Helaas waren Engelse bommenwerpers een relatief gemakkelijke prooi voor de Duitse nachtjagerpiloten. In de eerste plaats kon men op de Duitse radar in Leeuwarden de Engelse bommenwerpers al zien zodra ze nog maar nauwelijks opgestegen waren van hun bases in Engeland. Zodra men de vijand zag aankomen op de radar, werd er alarm geslagen en stegen de Duitse nachtjagers op en mengden zich tussen de Engelse bommenwerpers. Een tweede voordeel voor de nachtjagers was, dat de Lancasters aan de onderkant ‘blind’ waren. Dit wil zeggen dat zij geen geschutskoepel hadden in de buik van het toestel waarmee zij een aanval van onderaf konden afweren. De Duitse piloten probeerden dan ook meestal de bommenwerpers vanuit een lagere positie te benaderen en dan een serie voltreffers te plaatsen. De Engelse bemanningen werden dan ook meestal verrast en konden de aanval niet meer afslaan. Hauptman Drewes zag die nacht kans om in een tijdsbestek van 74 minuten vijf Lancaster bommenwerpers neer te halen met zijn Messerschmitt. Martin Drewes haalde enkele minuten eerder ook een bommenwerper boven het naburige Goudriaan neer.
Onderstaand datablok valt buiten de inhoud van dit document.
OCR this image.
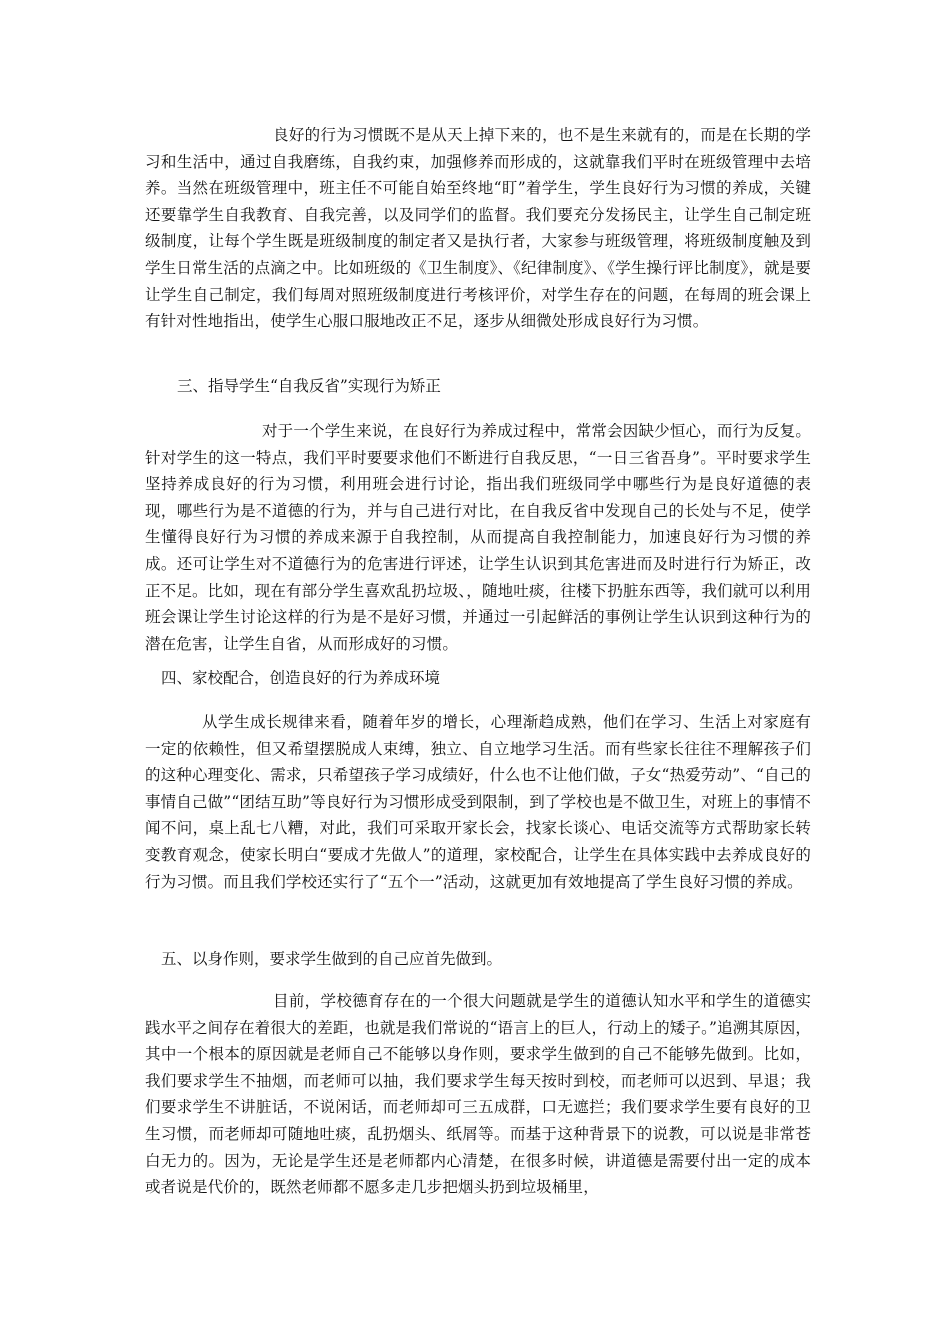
良好的行为习惯既不是从天上掉下来的，也不是生来就有的，而是在长期的学习和生活中，通过自我磨练，自我约束，加强修养而形成的，这就靠我们平时在班级管理中去培养。当然在班级管理中，班主任不可能自始至终地“盯”着学生，学生良好行为习惯的养成，关键还要靠学生自我教育、自我完善，以及同学们的监督。我们要充分发扬民主，让学生自己制定班级制度，让每个学生既是班级制度的制定者又是执行者，大家参与班级管理，将班级制度触及到学生日常生活的点滴之中。比如班级的《卫生制度》、《纪律制度》、《学生操行评比制度》，就是要让学生自己制定，我们每周对照班级制度进行考核评价，对学生存在的问题，在每周的班会课上有针对性地指出，使学生心服口服地改正不足，逐步从细微处形成良好行为习惯。

三、指导学生“自我反省”实现行为矫正

对于一个学生来说，在良好行为养成过程中，常常会因缺少恒心，而行为反复。针对学生的这一特点，我们平时要要求他们不断进行自我反思，“一日三省吾身”。平时要求学生坚持养成良好的行为习惯，利用班会进行讨论，指出我们班级同学中哪些行为是良好道德的表现，哪些行为是不道德的行为，并与自己进行对比，在自我反省中发现自己的长处与不足，使学生懂得良好行为习惯的养成来源于自我控制，从而提高自我控制能力，加速良好行为习惯的养成。还可让学生对不道德行为的危害进行评述，让学生认识到其危害进而及时进行行为矫正，改正不足。比如，现在有部分学生喜欢乱扔垃圾、，随地吐痰，往楼下扔脏东西等，我们就可以利用班会课让学生讨论这样的行为是不是好习惯，并通过一引起鲜活的事例让学生认识到这种行为的潜在危害，让学生自省，从而形成好的习惯。

四、家校配合，创造良好的行为养成环境

从学生成长规律来看，随着年岁的增长，心理渐趋成熟，他们在学习、生活上对家庭有一定的依赖性，但又希望摆脱成人束缚，独立、自立地学习生活。而有些家长往往不理解孩子们的这种心理变化、需求，只希望孩子学习成绩好，什么也不让他们做，子女“热爱劳动”、“自己的事情自己做”“团结互助”等良好行为习惯形成受到限制，到了学校也是不做卫生，对班上的事情不闻不问，桌上乱七八糟，对此，我们可采取开家长会，找家长谈心、电话交流等方式帮助家长转变教育观念，使家长明白“要成才先做人”的道理，家校配合，让学生在具体实践中去养成良好的行为习惯。而且我们学校还实行了“五个一”活动，这就更加有效地提高了学生良好习惯的养成。

五、以身作则，要求学生做到的自己应首先做到。

目前，学校德育存在的一个很大问题就是学生的道德认知水平和学生的道德实践水平之间存在着很大的差距，也就是我们常说的“语言上的巨人，行动上的矮子。”追溯其原因，其中一个根本的原因就是老师自己不能够以身作则，要求学生做到的自己不能够先做到。比如，我们要求学生不抽烟，而老师可以抽，我们要求学生每天按时到校，而老师可以迟到、早退；我们要求学生不讲脏话，不说闲话，而老师却可三五成群，口无遮拦；我们要求学生要有良好的卫生习惯，而老师却可随地吐痰，乱扔烟头、纸屑等。而基于这种背景下的说教，可以说是非常苍白无力的。因为，无论是学生还是老师都内心清楚，在很多时候，讲道德是需要付出一定的成本或者说是代价的，既然老师都不愿多走几步把烟头扔到垃圾桶里，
Op het vliegveld in Leeuwarden is Gruppe III van het Nachtjagdgeswader onder leiding van Hauptman Martin Drewes gestationeerd. Hij is een zeer bekwaam piloot en heeft al vele overwinningen op zijn naam staan. Ook in de nacht van 21 op 22 mei 1944 is hij in de lucht. Hij maakt om 00:50 uur zijn eerste slachtoffer bij Zwolle. Het tweede toestel dat hij die nacht neerschiet, stort om 00:58 uur neer bij Bergh in de provincie Gelderland. Zijn derde voltreffer plaatst hij in een toestel dat om 01:38 uur bij Goudriaan neerkomt. En nummer vier die nacht is de bewuste Lancaster ND 559 en deze explodeert om 01:45 uur boven Molenaarsgraaf en Brandwijk. Zijn laatste en vijfde slachtoffer die nacht krijgt hij te pakken boven de Noordzee en deze bommenwerper stort om 02:04 uur in zee. Omdat Drewes nu bijna door zijn brandstofvoorraad heen is, ziet hij zich genoodzaakt om met zijn Messerschmitt BF 110 terug te keren naar Leeuwarden. Hauptman Martin Drewes overleeft de Tweede Wereldoorlog met in totaal 52 overwinningen op zijn naam. Hij krijgt daarvoor vele decoraties. Na de oorlog emigreert hij naar Brazilië.